Monday, May 11, 2015

Pills, Potions, and Lotions

My new neighbor, Juliet, came up to me on the street yesterday while I was pushing my daughter in her stroller, and asked if we could talk. She asked me a lot of questions – where was I originally from and did I like it here and on and on – until I said why should I answer all this. "What about you?" We were standing near the front windows of a small coffee shop, so she asked me if I wanted to have a drink. She thought she had an idea I would be very interested in.

   Well, since she's kinda cute and charming, I thought "Oh, why not." She might even be a good friend to have. Then we went inside the coffee shop and we both ordered iced latte. My two-year-old daughter was calm, but observant. I gave her a small cookie to keep her busy for a while, and then Juliet and I went on to discuss our little "business".

   We talked about our families, the bad coffee we were drinking, and the weather. Then, just ten minutes or so later, in a strange twist of events, she segued into a recruitment presentation. She pulled out her iPad, and, with several swipes of her fingers, she found the file that made our meeting unbearable. In this presentation, she asked me how I would like to have so much money that I would never need to worry about it again. It turned out that Juliet is into multi-level marketing (MLM) and she wanted me to join her cult. Ever been suckered into participating in one?

   Herbalife, Amway, Health and Wealth, Mary Kay, and a bunch of other MLM companies guarantee their members that they can get rich pretty fast if they join in. They brag that being a "business associate" is a great way to smash your alarm clock and never work from 9 to 5 again. But, the reality is, only the owners and very few people on top of the pyramid make money.

   Juliet works for Royale, which is currently the top MLM firm in the Philippines. Members buy Royale products in bulk, and can then either use them or try to resell them. They are paid based on a multi-level marketing model, meaning that their income comes not only from the pills, potions, and lotions they vend, but also from bonuses related to sales by new members they recruit.

   After some wasted time and uncomfortable closeness, I wanted to leave. Juliet was real pushy, and I can't stand pushy salespeople. They are the aggressive ones who use a range of techniques to persuade you to buy their product or join their scheme, and they don't take "no" for an answer. They have different agenda: they are using questions as a way of convincing you that they are trustworthy, and that their claims are real. I played along for a few more minutes out of respect... and lust, and stayed totally still. That Royale thing was a complete surprise. Dear God, how have I sinned to deserve this punishment?

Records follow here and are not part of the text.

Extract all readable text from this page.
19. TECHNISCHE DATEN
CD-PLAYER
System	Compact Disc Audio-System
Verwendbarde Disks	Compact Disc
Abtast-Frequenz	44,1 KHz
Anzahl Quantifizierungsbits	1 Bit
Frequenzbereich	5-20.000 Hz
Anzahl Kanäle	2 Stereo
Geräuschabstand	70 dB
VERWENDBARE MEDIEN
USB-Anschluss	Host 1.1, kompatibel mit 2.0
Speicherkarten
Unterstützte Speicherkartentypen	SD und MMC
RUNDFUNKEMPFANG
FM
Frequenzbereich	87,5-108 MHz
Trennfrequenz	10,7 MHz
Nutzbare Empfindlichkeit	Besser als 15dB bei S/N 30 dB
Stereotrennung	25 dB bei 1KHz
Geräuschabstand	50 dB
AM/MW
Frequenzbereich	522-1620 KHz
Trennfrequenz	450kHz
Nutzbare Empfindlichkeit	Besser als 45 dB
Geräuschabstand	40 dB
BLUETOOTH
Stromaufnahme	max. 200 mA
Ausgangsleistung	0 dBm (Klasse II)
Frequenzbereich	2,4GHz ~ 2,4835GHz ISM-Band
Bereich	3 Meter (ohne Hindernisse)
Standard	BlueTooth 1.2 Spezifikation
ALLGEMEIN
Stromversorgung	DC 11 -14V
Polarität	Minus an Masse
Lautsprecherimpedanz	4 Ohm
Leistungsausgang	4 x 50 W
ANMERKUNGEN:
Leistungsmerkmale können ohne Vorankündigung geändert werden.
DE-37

   She went on with her sweet talk, and told me about their wonderful products: food supplements, glutathione, whitening soaps, deodorants. "Hmmm… okay. But no." If their products are so great, then why aren't they being sold at leading drugstores and supermarkets? Why do they need to resort to a "special marketing" scheme? In most cases, people join these MLM companies not because they really believe in their products but because there is a system designed to allow them to earn money if they play the game 'right' (or should I say 'wrong').

   She talked to me for like half an hour but I was just gazing at her nice rack and pouty lips. After sensing that I had no interest whatsoever in her business proposal, she finally gave up. "I can't commit to this as I have other priorities at the moment," I told her. Saying "no" isn't easy for most people. However, dealing with individuals who talk excessively, are uber determined, and use manipulative tactics is exhausting and frustrating.

   Juliet thanked me for my time, stood up, handed me her business card, and told me to call her if I ever changed my mind. I thanked her for the coffee (and the 30-minute erection) and then we walked out. I didn't want her number. Hmmm... maybe I did, but I definitely didn't want the pile of flyers that were in her hands.